Enhancing surface integrity of titanium alloy through hybrid surface modification (HSM) treatments

The current study investigates the development of a novel hybrid surface modification (HSM) technique to improve the surface integrity of Ti-6Al-4V alloy. The approach combines the mechanical shot peening (SP) and the deposition by Physical Vapour Deposition (PVD) of a tungsten-doped diamond-like carbon coating (WC/C) on Ti-6Al-4V surfaces. The mechanical shot peening induced high surface roughness increasing the metallurgical bonding sites for the PVD deposition, whereas mainly the grain growth during the deposition, was successfully eliminated.
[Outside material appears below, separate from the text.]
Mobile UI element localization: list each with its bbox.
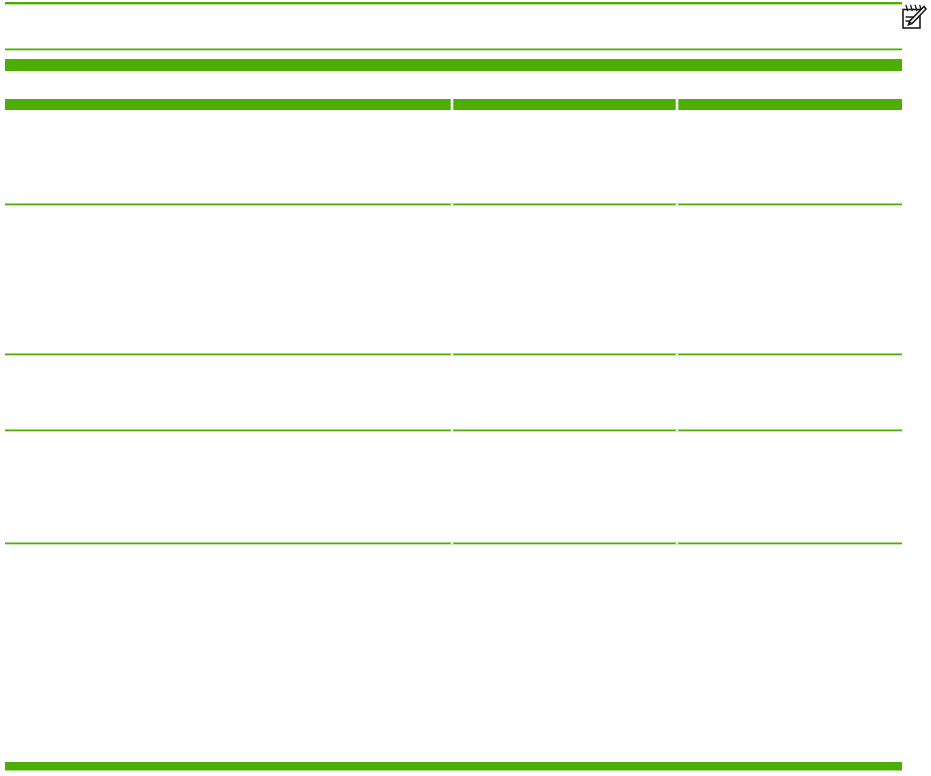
button[interactable]: Notes (897, 2, 927, 32)
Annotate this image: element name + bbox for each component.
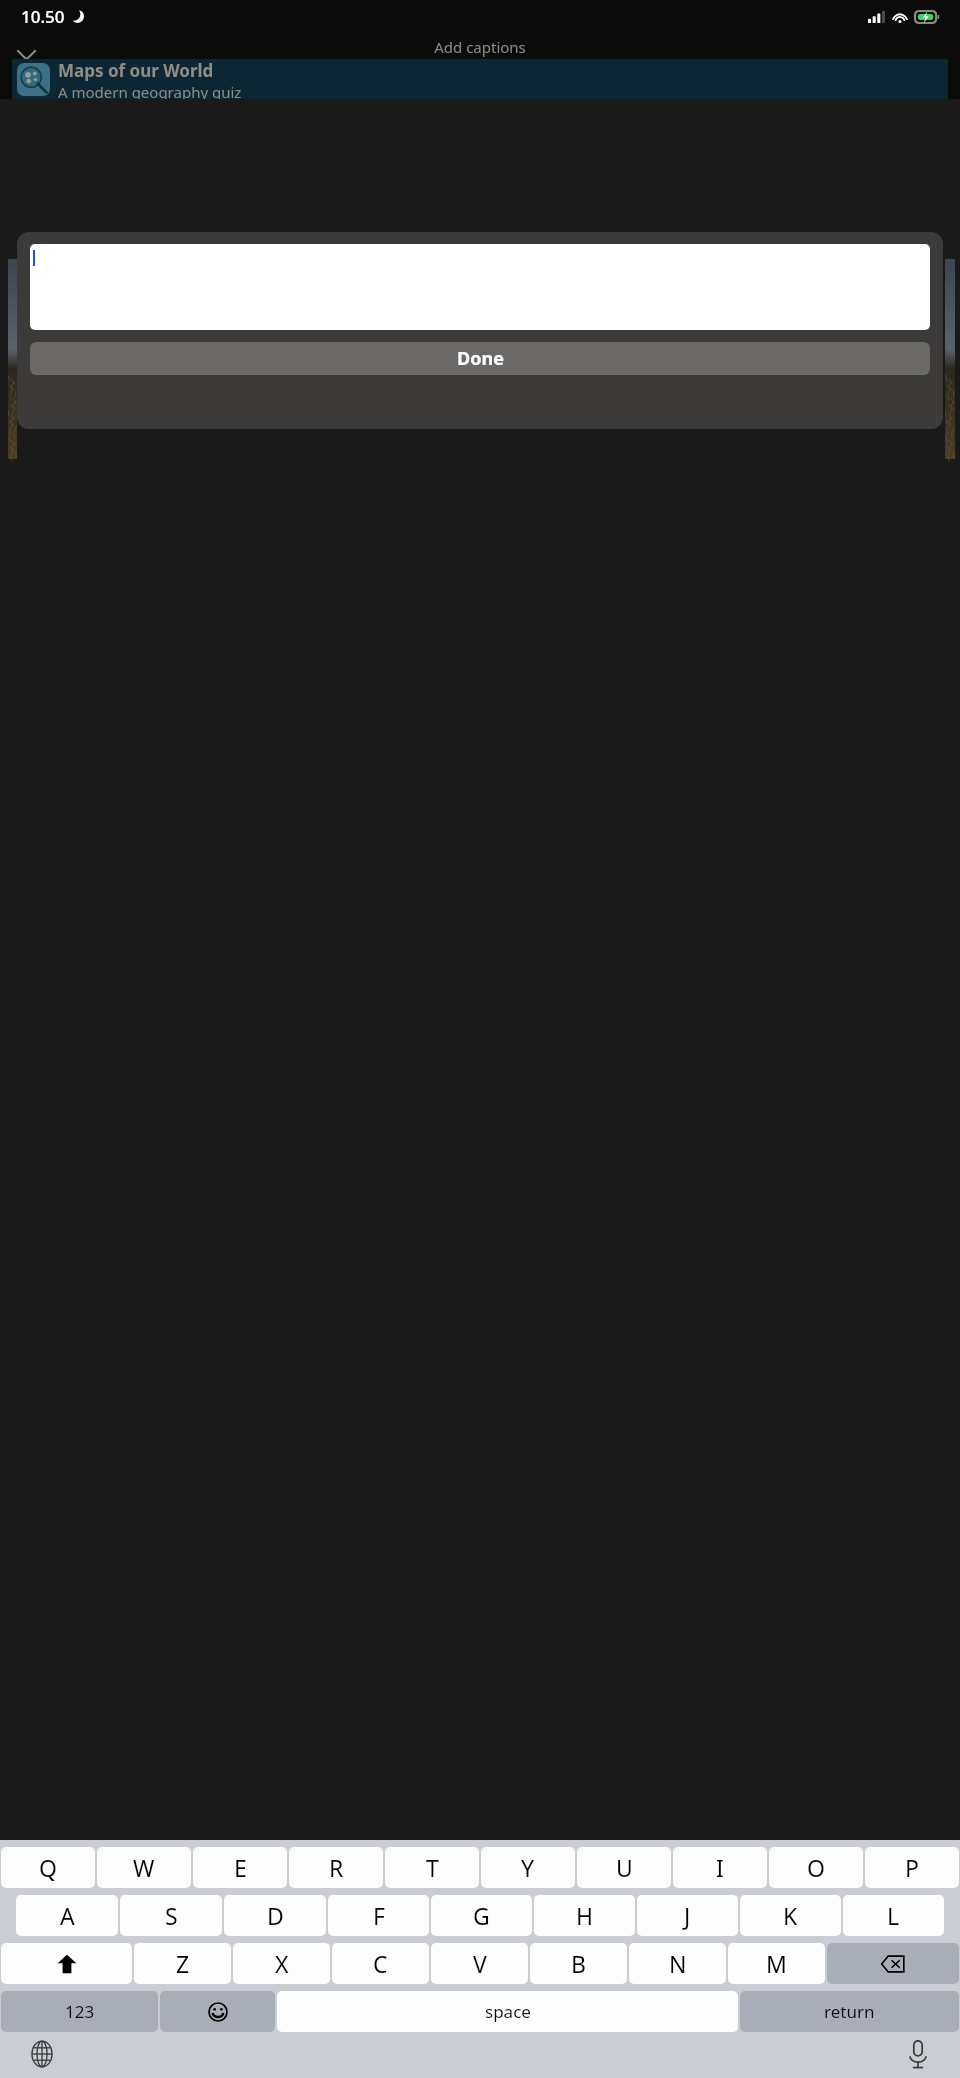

The mechanical SP process induced the high strain lattice misorientations evident for increasing the dislocation density in the crystalline structure. The Electron Backscatter Diffraction (EBSD) results suggest that subjecting the SP specimens to a temperature of 240 degrees C for more than 3 h during coating deposition, results in a reduction of dislocation densities, presumably as a result of dislocation annihilation by heat-activated dislocation mobilisation. Hence, the presented Grain Orientation Spread maps suggest that some degree of macro and micro stress relaxation may have occurred during the coating deposition treatment. Further, the Raman spectroscopy confirms the existence of beneficial compressive residual stresses on both PVD and hybrid (HY) coated surfaces. Comparatively, the HY surfaces show a high hardness of 12.08 GPa and high elasticity indices (H/E ratios) of 0.1.

Automated summary

The current study investigates a novel hybrid surface modification technique to improve the surface integrity of Ti-6Al-4V alloy. Mechanical shot peening and physical vapour deposition were combined to create a tungsten-doped diamond-like carbon coating on the alloy surfaces. The mechanical shot peening increased surface roughness and improved bonding sites for the deposition process, while minimizing grain growth. The study found that subjecting the specimens to a specific temperature during coating deposition reduced dislocation densities and resulted in stress relaxation.